La historia de Jonás no comienza con un pez, sino con una decisión. Dios habló con claridad, pero el profeta eligió otro camino.
No es un relato extraño. A lo largo de la historia, el ser humano ha creído que puede redefinir la voluntad divina a su conveniencia. El resultado, tarde o temprano, es el mismo: huir de Dios siempre conduce a un lugar más estrecho.
Jonás termina en el vientre de un gran pez. Un espacio oscuro, sin control, sin salida visible. Hoy podríamos describirlo como esos momentos en los que la vida se encierra sobre sí misma y ya no quedan alternativas humanas. Allí, cuando todo se reduce al silencio y al peso de las consecuencias, Jonás ora.
La oración registrada en Jonás 2:1–9 no es una oración cómoda ni preventiva. Es una oración de emergencia. Jonás no ora cuando todavía puede corregir el rumbo, sino cuando comprende que ha tocado fondo. Y, sin embargo, ese fondo no es un lugar fuera del alcance de Dios.

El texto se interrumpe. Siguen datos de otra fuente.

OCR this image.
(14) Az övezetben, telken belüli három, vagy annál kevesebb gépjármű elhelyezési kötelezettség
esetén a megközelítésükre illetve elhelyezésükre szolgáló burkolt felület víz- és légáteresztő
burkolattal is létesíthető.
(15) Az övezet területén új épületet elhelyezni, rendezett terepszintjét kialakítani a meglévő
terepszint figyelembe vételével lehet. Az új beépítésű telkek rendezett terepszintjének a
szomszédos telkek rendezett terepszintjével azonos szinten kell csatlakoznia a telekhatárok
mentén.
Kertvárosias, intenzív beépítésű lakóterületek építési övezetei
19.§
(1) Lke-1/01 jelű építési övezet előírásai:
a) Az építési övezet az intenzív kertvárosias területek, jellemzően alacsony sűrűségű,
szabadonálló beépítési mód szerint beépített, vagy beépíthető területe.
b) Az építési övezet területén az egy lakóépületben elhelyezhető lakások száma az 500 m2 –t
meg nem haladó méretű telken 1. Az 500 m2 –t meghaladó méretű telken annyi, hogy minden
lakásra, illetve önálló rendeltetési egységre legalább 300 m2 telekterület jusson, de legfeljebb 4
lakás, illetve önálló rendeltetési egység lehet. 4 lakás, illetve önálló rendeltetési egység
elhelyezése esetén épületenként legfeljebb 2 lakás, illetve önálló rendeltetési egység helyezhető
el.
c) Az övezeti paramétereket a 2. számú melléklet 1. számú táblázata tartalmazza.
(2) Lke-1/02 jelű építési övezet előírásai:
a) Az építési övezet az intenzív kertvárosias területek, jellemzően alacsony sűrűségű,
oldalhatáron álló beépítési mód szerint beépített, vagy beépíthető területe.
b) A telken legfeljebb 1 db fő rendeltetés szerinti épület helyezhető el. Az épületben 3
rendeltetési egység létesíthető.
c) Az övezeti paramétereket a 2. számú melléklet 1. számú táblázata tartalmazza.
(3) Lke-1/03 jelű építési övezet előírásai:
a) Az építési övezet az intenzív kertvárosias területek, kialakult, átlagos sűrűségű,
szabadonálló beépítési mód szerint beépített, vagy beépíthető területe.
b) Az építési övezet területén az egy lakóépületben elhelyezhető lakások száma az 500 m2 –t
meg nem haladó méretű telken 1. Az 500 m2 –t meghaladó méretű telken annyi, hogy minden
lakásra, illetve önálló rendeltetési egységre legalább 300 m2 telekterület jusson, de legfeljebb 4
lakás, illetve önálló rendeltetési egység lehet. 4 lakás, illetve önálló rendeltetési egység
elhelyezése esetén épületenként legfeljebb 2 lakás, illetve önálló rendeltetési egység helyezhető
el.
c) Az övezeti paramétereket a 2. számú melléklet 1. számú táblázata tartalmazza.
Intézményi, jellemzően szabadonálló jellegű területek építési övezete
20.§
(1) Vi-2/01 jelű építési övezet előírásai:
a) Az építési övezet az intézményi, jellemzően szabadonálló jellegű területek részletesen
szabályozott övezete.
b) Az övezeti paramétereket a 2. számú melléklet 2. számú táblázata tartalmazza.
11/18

En mi angustia invoqué al Señor, y él me respondió. Jonás 2:2. Esta afirmación sostiene toda la experiencia. La profundidad no anula la escucha divina. El error no cancela la posibilidad de ser oído. Desde el vientre del pez, Jonás descubre una verdad esencial: Dios sigue siendo accesible incluso cuando nosotros hemos decidido alejarnos.
A menudo creemos que, por haber tomado malas decisiones, hemos perdido el derecho de orar. La historia de Jonás desarma esa idea. No importa cuán enredada esté la vida, ni cuán lejos se haya llegado, el llamado sigue siendo el mismo: acudir a Dios. No después, no cuando todo esté resuelto, sino ahí, en medio de la angustia.
La experiencia del abismo también produce claridad. Dios permite ciertos descensos no para destruir, sino para revelar desde dónde rescata. En el fondo, cambian nuestras preguntas. Dejamos de reclamar explicaciones y comenzamos a reconocer nuestra necesidad. Esa es la sed que describe el salmista: Cual ciervo jadeante en busca del agua, así te busca, oh Dios, todo mi ser. Salmo 42:1.
Jonás se reconoce lejos, incluso expulsado, pero no pierde la esperanza. Confía en que volverá a ver el actuar de Dios. No porque lo merezca, sino porque conoce su carácter. Aun cuando nos alejamos por decisión propia, Dios nos sigue atrayendo con amor.
Desde una perspectiva humana, no hay salida dentro del pez. Pero es precisamente allí donde ocurre el rescate. Dios no solo libera a Jonás, también lo devuelve a su propósito. Como anuncia Isaías: Voy a hacer algo nuevo; ya está sucediendo. Isaías 43:19.
La historia nos recuerda que tocar fondo no siempre es el final. A veces es el lugar donde la oración se vuelve verdadera y la esperanza comienza de nuevo.